End Of Roe v. Wade: Will It Spark Anti-Abortion Momentum Around The World?

Pro-life activists celebrated the end of the U.S. right to abortion, hoping it will trigger a new debate on a topic that in some places had largely been settled: in favor a woman’s right to choose. But it could also boomerang.

Thousands of people demonstrate against abortion in Madrid

Lisa Berdet, Lila Paulou and Shaun Lavelle

The Supreme Court’s 1973 Roe v. Wade ruling establishing a constitutional right to abortion put the United States at the forefront of abortion rights in the world.

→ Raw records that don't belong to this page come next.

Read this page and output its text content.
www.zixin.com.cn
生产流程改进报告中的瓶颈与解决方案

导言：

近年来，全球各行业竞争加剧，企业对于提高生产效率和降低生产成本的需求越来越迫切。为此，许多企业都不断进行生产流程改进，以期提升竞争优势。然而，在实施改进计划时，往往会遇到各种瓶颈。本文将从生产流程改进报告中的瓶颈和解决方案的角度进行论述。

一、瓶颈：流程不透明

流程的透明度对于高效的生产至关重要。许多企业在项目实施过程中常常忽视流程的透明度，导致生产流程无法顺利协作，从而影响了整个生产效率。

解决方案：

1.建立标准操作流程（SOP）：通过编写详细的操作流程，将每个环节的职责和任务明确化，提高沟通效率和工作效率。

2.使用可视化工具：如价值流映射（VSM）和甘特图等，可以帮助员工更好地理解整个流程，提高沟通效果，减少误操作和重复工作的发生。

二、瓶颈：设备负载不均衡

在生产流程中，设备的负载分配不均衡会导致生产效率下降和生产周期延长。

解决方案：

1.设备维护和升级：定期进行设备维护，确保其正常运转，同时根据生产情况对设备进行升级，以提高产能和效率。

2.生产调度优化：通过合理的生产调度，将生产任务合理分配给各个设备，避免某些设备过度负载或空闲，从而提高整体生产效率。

Other countries would follow suit in the succeeding years, with France legalizing abortion in 1975, Italy in 1978, and Ireland finally joining most of the rest of Europe with a landslide 2018 referendum victory for women’s right to choose. Elsewhere, parts of Asia and Africa have made incremental steps toward legalizing abortion, while a growing number of Latin American countries have joined what has now been a decades-long worldwide shift toward more access to abortion rights.

But now, 49 years later, with last Friday’s landmark overturning of Roe v. Wade, will the U.S. once again prove to be ahead of the curve? Will American cultural and political influence carry across borders on the abortion issue, reversing the momentum of recent years?